Era un eroico ragazzo, era poco più che un bambinetto, si dice che Pittamuli avesse circa 10 anni.
Vi ho già narrato la sua vicenda, in questo vecchio post.
Questo ragazzino detto Pittamuli brillò per il suo coraggio nei giorni di dicembre del 1746, in quella stagione infiammata dalle gesta del Balilla.
Eccolo Pittamuli, è svelto e indomito, lui agisce dalle parti del Ponte di Sant’Agata, i soldati austriaci cercano di superare la Val Bisagno per entrare in città e nello strenuo tentativo di tenere la posizione si asserragliano in un’osteria, la popolazione è terrorizzata.
Ci sono poi quelli che invece non si fanno intimorire e uno di questi è Pittamuli, lui va là davanti e appicca un incendio con una fascina e poi con le armi e insieme ai suoi concittadini difende la città dal nemico che viene così ricacciato indietro.
La memoria di questo ragazzo è rimasta nelle vicinanze di quei luoghi che lo videro protagonista.
Per leggere il suo nome dovrete varcare la soglia di questo edificio di Piazza Manzoni dove si trovano ai nostri tempi gli uffici del Municipio Bassa Val Bisagno.
L’eroismo di un ragazzino e il nome con il quale è da sempre ricordato brillano in lettere dorate sulla targa apposta nell’atrio.
Per il suo valore Pittamuli viene paragonato ad Andrea D’Uberdò e a Pier Maria Canevari, anch’essi eroi di quei giorni difficili: il primo era un calzolaio ed era soprannominato lo Spagnoletto mentre il secondo era un nobile, potrebbe sembrare ai nostri occhi che non potessero esserci persone più distanti tra loro.
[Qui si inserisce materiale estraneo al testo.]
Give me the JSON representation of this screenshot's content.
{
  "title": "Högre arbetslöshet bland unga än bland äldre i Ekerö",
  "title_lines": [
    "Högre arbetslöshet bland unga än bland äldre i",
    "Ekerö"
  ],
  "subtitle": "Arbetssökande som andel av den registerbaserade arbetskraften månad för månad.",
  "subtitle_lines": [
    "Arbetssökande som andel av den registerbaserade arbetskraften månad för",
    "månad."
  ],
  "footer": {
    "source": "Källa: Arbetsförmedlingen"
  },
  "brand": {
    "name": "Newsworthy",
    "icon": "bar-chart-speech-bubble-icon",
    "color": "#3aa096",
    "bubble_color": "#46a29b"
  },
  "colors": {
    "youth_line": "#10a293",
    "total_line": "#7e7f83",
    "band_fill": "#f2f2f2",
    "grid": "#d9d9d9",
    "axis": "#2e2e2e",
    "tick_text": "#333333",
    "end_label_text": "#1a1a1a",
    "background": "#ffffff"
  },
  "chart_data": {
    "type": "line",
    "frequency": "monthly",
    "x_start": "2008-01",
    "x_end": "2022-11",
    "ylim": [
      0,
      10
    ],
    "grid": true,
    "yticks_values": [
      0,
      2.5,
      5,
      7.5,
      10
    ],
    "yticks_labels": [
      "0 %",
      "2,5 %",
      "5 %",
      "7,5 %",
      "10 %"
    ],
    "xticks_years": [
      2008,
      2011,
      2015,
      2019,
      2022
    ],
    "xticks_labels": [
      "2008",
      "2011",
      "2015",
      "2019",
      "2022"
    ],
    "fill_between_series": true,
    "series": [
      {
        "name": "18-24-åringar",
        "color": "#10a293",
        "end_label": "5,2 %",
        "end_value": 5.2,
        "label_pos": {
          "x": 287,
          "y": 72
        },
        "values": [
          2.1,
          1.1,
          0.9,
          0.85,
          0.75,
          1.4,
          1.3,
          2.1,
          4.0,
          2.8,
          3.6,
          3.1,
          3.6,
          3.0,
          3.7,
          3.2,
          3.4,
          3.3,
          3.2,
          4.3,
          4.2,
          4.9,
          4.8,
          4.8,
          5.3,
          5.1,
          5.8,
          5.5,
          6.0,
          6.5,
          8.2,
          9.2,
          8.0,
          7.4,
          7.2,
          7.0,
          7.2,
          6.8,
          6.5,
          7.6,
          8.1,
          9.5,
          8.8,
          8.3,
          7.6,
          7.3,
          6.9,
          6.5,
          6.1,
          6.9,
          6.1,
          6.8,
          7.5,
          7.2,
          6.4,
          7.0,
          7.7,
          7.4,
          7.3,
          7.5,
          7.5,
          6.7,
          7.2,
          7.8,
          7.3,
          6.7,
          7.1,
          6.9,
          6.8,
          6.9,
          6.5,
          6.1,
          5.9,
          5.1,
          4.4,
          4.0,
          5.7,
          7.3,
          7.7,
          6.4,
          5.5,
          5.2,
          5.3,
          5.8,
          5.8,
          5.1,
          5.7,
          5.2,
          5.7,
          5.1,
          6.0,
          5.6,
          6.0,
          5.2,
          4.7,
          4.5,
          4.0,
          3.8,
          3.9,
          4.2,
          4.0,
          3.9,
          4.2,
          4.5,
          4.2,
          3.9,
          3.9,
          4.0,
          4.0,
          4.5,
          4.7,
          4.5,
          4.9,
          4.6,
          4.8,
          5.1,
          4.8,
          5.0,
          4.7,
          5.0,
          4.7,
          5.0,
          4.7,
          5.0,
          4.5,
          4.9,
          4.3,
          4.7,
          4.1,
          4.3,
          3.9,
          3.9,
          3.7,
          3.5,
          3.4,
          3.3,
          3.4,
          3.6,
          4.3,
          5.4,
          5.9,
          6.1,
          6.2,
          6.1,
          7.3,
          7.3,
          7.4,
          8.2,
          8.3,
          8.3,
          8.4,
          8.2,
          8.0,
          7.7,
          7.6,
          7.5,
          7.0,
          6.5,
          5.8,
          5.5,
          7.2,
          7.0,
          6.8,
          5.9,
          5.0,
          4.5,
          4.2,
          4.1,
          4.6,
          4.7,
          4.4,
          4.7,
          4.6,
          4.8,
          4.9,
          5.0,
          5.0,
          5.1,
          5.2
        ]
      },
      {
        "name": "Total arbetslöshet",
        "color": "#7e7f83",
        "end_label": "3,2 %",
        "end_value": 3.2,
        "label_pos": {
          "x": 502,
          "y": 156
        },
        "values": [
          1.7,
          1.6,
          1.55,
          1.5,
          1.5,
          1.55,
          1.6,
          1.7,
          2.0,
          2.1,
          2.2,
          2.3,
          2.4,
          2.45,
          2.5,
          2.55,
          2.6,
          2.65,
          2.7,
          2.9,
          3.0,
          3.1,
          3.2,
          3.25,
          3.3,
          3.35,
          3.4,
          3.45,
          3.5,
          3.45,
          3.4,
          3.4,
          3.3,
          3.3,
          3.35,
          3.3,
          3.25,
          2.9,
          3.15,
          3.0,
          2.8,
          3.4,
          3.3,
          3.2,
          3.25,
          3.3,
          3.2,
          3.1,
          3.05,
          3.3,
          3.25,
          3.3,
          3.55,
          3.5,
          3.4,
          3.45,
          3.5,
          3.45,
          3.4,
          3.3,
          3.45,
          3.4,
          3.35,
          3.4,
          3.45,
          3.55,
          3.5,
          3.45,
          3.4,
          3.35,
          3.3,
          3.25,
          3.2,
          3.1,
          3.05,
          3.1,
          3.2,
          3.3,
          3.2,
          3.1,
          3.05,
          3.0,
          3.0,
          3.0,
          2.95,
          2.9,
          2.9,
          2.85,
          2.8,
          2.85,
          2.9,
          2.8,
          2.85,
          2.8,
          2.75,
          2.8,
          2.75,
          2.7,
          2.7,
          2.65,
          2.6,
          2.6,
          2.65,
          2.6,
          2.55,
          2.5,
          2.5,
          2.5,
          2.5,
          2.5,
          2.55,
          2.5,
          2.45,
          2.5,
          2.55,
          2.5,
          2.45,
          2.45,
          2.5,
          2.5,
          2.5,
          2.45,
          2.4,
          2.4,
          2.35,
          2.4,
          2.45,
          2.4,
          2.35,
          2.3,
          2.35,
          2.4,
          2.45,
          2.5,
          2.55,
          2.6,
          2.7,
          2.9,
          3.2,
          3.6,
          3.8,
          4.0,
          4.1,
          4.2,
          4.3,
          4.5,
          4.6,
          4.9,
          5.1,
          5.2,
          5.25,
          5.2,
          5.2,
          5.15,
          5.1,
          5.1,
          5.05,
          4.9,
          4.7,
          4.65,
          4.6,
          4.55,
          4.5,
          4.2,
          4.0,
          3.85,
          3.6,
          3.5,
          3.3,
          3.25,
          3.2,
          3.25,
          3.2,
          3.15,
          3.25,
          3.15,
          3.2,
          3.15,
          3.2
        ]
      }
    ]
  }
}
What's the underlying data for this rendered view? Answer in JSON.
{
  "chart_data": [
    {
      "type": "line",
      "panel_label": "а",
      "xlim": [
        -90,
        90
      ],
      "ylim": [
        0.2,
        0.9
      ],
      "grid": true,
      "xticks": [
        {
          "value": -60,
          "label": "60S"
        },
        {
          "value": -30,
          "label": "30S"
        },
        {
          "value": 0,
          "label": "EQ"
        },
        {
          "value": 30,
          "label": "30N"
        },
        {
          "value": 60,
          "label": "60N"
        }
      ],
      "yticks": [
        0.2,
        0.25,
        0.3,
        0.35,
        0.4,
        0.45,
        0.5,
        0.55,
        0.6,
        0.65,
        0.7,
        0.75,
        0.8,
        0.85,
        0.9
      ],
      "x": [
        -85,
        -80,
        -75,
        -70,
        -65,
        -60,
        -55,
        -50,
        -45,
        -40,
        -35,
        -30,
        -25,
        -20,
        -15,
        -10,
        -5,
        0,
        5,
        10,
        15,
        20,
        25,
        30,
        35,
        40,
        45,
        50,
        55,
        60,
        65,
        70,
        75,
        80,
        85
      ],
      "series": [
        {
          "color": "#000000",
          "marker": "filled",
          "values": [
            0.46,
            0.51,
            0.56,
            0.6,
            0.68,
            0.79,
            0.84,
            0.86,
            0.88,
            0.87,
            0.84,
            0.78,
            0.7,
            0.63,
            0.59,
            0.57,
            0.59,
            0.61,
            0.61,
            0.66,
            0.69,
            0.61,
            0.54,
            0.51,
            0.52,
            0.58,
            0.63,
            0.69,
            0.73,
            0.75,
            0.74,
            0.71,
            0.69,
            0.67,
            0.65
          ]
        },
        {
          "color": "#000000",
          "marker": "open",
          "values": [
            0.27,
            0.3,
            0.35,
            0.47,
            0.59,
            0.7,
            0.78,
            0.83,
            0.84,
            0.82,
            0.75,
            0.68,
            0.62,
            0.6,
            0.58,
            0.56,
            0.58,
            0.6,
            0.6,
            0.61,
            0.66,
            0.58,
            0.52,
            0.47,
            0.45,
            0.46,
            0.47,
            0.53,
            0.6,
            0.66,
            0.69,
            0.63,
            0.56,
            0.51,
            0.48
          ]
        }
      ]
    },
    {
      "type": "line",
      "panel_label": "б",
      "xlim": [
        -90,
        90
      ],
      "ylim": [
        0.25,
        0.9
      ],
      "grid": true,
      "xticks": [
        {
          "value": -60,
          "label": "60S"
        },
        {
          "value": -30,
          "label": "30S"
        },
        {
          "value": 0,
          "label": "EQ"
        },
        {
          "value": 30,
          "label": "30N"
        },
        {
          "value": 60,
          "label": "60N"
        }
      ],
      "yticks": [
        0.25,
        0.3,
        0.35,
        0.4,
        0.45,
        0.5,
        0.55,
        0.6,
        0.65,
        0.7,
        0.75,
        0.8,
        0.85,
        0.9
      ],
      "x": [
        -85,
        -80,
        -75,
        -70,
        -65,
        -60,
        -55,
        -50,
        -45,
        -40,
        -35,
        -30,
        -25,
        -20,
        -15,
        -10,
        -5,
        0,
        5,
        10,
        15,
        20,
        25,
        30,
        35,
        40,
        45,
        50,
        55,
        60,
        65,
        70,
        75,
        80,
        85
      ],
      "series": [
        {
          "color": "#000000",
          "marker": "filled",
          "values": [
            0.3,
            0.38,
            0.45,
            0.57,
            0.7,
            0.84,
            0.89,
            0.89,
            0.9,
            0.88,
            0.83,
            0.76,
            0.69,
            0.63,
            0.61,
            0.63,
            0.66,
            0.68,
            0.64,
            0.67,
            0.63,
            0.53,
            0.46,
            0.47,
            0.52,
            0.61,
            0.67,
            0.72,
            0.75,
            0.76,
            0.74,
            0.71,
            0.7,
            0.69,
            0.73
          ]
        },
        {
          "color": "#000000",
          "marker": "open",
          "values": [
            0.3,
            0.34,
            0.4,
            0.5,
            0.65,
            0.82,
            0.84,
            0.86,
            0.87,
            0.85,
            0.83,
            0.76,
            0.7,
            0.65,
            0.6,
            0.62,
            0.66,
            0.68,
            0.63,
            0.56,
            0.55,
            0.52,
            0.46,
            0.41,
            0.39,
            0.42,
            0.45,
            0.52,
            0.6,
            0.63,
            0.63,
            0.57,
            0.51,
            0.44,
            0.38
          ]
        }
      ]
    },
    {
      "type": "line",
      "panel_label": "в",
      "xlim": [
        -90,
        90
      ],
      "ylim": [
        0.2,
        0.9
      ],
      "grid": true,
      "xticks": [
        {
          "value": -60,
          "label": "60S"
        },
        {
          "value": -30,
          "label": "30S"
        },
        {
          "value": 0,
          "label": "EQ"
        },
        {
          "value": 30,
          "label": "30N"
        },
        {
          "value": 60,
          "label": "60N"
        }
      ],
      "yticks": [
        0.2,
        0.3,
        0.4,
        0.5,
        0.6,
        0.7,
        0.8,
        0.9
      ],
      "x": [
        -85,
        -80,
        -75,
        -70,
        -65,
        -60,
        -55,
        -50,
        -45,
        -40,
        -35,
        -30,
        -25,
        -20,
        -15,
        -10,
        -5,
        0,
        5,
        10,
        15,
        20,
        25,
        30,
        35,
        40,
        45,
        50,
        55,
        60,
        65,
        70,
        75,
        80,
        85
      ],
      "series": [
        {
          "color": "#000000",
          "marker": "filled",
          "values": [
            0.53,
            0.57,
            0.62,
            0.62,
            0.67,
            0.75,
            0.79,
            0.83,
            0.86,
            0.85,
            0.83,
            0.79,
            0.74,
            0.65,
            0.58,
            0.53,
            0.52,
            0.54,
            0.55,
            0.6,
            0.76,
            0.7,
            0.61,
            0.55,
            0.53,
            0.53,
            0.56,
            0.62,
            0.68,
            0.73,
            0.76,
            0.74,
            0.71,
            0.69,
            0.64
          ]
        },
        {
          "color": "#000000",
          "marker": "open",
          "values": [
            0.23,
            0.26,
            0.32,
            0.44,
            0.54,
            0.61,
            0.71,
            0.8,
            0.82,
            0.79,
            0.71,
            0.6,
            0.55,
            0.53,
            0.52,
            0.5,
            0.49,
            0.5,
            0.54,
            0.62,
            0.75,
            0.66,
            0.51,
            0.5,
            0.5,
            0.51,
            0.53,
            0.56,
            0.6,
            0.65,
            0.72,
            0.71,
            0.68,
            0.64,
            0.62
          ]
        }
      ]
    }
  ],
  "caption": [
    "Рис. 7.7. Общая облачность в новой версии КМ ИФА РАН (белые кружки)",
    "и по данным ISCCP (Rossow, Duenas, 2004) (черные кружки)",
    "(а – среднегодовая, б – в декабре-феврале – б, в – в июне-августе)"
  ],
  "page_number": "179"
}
Entrambi, invece, combatterono per lo stesso ideale e per cacciare gli austriaci dalla città, entrambi morirono con le armi in pugno e furono onorati per il loro ardimento.
Al loro coraggio è così accostata l’audacia del giovane Pittamuli, un ragazzino di Genova che si distinse in quei tempi difficili del 1746.